Bringing Deputy Sheriff Reche, badly wounded in the battle with the murderer, Dr. H. W. Mills arrived in this city this morning and immediately rushed the injured officer to the Marlborough hospital, where an operation disclosed the fact he was much more seriously wounded than was at first thought. The bullet from the fugitive’s gun in entering made but a small wound, but flattened on striking the left hip bone, a portion of the lead continuing, splintering the base of the spine. Both pieces of the bullet have been removed and several splinters of bone from the hop and spine. Dr. Mills states that although the injured officer is dangerously wounded he will recover. For six hours the injured officer lay in the sun where he had fallen when shot by the murderer from his garrison on the summit of the rugged peak, and every effort of his comrades to removed him was frustrated by the Indian, who continually maintained watch, firing at the men whenever they exposed themselves from behind the boulders behind which they dropped under the deadly fire of the murderer.

Physician Meets Wounded Man

Dr. Mills, hurrying to the scene of the battle to render aid to the injured, met the posse carrying Reche between Warren ranch and Warren wells. The injured officer was taken by the surgeon to the ranch house, where a temporary dressing of the wound was made, and he was then hurried to Whitewater, forty-five miles distant in the automobile, and at this point a Southern Pacific train was flagged and the physician and the injured man brought on to the city. They were all night in reaching the railroad.

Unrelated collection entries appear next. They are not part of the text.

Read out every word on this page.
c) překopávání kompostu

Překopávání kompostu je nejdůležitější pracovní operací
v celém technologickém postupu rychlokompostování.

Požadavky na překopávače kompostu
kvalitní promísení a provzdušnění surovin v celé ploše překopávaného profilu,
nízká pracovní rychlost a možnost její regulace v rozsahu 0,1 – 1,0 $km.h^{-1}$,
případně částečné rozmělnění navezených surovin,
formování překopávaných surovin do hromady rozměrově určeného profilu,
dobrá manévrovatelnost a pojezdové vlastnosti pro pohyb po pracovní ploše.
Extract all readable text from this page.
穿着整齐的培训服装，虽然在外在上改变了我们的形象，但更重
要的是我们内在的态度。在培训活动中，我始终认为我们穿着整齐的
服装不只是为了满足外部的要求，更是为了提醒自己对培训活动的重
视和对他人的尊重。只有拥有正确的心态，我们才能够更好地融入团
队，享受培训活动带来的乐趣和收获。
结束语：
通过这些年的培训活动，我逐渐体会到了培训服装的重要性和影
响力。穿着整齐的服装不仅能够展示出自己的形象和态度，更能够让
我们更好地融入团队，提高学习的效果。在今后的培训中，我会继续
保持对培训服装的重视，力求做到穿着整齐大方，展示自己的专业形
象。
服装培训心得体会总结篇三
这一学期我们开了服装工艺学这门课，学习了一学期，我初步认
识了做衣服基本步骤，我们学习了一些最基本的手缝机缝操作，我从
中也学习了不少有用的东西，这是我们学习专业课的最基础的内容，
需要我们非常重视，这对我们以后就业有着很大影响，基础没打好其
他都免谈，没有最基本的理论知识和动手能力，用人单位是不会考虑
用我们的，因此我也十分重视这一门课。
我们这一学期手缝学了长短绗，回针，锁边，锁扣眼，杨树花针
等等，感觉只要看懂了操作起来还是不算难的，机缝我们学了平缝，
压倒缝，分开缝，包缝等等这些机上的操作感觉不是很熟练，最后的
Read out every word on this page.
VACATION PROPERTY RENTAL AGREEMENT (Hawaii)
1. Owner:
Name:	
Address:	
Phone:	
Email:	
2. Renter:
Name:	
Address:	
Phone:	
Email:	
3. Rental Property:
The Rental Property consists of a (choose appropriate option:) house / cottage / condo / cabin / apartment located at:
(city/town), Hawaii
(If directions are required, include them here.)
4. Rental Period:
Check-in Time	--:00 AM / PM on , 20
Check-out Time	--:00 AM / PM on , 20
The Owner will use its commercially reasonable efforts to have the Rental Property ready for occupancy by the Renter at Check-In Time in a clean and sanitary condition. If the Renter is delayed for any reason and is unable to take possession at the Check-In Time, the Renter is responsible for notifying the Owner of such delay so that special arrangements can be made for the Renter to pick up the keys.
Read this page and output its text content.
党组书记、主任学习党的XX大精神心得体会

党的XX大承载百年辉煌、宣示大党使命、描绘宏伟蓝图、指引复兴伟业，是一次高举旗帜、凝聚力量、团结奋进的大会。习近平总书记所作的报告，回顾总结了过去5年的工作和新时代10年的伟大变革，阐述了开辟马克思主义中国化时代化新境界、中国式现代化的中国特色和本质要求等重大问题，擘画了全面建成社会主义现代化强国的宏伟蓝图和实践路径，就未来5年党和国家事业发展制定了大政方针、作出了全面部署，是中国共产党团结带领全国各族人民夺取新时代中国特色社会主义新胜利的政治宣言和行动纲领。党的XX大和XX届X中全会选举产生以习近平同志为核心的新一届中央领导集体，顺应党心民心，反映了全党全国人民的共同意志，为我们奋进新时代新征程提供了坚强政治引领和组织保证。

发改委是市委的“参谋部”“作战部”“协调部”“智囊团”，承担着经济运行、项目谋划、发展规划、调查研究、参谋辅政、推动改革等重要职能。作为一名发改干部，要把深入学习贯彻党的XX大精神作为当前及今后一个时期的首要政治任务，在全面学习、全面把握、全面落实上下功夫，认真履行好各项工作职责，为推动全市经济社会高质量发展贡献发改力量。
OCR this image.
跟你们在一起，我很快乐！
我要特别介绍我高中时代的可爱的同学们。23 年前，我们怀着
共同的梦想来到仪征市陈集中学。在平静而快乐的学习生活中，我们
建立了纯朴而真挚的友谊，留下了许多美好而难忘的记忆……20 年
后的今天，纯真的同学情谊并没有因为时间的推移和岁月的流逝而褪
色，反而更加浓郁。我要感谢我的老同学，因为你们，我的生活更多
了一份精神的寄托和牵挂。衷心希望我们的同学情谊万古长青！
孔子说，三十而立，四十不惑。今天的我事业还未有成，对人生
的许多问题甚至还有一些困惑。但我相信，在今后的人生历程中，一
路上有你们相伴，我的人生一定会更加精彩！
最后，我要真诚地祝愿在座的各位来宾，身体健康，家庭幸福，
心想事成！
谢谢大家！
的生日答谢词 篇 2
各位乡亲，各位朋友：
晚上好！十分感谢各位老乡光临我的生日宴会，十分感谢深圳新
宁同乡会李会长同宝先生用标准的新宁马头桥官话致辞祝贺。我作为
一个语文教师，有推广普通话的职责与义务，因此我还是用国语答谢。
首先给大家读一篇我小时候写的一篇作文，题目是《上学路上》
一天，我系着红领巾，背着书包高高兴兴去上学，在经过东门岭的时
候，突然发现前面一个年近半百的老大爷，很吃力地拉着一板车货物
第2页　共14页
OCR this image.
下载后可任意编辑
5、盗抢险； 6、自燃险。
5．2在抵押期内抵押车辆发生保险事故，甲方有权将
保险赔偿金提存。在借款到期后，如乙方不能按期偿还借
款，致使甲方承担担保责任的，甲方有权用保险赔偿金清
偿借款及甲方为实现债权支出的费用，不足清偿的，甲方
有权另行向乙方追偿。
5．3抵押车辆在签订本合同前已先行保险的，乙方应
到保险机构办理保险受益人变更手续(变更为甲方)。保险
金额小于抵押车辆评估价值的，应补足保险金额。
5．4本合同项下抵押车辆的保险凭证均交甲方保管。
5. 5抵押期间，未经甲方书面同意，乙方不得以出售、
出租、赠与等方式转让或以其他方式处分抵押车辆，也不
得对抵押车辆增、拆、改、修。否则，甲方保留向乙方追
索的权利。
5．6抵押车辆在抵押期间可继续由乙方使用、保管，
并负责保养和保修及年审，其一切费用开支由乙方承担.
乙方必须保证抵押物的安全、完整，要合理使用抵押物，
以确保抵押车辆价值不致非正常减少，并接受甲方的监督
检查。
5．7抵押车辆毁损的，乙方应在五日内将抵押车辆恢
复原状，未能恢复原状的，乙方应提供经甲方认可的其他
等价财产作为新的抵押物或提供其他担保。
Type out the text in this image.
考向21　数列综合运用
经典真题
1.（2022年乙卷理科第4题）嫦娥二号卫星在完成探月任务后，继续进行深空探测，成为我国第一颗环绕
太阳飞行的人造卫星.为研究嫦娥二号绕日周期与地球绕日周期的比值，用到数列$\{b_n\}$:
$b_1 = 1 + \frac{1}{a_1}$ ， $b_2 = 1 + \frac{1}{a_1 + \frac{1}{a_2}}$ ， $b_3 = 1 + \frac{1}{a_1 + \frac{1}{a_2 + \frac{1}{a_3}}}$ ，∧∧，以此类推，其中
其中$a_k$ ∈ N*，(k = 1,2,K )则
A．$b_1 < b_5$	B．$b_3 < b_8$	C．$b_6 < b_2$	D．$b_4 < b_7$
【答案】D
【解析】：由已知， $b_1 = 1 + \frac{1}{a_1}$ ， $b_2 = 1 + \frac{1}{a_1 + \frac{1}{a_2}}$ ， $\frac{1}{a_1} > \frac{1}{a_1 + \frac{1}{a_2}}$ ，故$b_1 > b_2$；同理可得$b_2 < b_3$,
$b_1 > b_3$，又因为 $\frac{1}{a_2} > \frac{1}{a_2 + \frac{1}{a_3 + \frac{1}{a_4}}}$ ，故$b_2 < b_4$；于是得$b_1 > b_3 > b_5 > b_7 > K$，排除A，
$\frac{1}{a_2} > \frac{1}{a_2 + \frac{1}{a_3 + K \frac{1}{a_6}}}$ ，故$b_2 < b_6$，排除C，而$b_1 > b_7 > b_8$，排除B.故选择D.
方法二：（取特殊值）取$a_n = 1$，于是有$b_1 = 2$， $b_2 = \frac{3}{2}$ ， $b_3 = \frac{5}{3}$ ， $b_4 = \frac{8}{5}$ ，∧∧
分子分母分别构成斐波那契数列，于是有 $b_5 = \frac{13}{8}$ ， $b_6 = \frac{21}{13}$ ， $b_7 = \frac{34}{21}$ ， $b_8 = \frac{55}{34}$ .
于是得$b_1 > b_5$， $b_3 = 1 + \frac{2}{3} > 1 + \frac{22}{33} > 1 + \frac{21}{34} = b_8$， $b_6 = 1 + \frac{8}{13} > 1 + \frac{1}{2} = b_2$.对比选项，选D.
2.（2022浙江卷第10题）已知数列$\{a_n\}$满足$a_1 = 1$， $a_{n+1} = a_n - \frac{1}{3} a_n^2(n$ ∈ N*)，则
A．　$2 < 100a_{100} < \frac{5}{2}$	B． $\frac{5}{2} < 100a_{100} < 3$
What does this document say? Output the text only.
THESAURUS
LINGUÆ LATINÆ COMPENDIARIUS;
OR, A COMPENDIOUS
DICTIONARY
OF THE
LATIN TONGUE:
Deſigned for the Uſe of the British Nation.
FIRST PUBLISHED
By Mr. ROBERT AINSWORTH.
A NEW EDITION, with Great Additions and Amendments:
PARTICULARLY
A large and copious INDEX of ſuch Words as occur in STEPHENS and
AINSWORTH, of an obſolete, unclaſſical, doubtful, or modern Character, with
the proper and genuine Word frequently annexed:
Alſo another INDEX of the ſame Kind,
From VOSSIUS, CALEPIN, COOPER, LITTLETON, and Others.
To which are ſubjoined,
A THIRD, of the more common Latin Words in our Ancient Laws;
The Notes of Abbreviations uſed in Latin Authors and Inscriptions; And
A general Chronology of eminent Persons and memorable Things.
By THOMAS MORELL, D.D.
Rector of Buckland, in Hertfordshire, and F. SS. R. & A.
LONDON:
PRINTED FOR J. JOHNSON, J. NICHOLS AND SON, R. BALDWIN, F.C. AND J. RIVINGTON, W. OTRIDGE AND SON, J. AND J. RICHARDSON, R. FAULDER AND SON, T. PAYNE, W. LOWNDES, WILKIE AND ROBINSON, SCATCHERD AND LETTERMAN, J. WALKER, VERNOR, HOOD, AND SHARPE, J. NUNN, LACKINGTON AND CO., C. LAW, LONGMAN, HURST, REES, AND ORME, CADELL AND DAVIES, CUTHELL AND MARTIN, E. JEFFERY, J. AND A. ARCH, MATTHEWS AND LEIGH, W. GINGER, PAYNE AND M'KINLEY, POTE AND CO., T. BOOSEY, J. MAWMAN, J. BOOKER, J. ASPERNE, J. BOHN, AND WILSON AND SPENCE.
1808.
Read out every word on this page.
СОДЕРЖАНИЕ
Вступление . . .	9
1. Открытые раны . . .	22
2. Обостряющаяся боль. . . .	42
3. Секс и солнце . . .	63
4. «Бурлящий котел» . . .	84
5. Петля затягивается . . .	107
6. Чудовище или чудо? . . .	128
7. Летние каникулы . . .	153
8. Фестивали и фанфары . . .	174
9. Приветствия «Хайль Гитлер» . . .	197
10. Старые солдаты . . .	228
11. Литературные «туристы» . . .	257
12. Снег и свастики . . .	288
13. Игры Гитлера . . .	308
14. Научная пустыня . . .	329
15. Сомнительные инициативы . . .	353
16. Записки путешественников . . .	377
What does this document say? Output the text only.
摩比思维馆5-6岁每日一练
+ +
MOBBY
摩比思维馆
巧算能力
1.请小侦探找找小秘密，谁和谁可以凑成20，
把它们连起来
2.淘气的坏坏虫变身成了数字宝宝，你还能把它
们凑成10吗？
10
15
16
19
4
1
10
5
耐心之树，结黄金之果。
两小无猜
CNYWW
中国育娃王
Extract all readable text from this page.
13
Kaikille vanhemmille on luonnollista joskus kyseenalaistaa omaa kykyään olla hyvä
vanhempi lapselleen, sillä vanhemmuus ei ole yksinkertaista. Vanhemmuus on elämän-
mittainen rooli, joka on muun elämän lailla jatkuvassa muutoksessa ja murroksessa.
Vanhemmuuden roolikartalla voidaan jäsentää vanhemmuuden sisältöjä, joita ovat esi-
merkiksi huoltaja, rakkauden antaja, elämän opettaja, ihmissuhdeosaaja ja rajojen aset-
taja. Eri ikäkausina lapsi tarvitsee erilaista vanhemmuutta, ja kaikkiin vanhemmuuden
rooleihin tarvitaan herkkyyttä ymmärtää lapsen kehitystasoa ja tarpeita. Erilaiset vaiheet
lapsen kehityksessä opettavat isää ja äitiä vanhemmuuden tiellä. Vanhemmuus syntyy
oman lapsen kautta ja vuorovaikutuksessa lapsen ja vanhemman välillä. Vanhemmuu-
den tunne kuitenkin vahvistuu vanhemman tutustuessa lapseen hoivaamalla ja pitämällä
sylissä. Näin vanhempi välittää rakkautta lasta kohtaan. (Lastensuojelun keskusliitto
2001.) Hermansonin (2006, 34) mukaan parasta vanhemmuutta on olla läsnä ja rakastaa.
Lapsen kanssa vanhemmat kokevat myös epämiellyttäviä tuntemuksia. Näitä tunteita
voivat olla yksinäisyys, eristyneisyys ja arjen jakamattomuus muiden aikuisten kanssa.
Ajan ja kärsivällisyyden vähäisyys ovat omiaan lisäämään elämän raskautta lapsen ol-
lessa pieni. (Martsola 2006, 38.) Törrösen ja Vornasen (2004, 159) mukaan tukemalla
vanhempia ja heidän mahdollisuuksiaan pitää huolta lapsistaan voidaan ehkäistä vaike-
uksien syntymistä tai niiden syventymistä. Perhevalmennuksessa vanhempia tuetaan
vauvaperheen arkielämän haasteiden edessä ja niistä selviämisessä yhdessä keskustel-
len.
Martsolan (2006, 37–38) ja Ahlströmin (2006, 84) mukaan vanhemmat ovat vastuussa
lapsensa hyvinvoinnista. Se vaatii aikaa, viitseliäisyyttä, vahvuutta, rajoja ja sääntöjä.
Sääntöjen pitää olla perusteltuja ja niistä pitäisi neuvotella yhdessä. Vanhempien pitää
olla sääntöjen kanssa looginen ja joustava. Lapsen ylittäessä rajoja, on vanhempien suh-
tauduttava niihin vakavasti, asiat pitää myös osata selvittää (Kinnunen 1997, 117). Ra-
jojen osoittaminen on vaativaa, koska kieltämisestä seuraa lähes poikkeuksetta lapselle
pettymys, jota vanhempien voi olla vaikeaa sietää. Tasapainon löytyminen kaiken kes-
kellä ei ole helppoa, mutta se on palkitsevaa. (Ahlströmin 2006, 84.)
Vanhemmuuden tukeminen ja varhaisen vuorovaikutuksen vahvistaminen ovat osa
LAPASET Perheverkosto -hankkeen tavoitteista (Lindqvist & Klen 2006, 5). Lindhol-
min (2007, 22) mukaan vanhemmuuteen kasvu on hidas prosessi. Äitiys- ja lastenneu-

The posse, made up of militamen with government rifles and Sheriff Wilson of Riverside, which went forward from this city yesterday afternoon to relieve the wornout officers who have been continuously in the field for over a week, was stranded during the night near Whitewater, where the automobile was broken down, and the members of the arty were forced to return, but intend to leave here again, possible Tuesday, when the reorganization of the posses has been effected under the direction of Sheriff Ralphs, when a systemized expedition will go into the desert to run the Indian to earth.

Willie Boy is believed to be on the verge of exhaustion, and for days the officers have pressed him so closely that is was impossible for him to secure but scant food during the course of his flight upon the bleak ad desolute hills of the desert. At several points in the course of his flight Willie Boy devoured desert lizards in an effort to satisfy his hunger.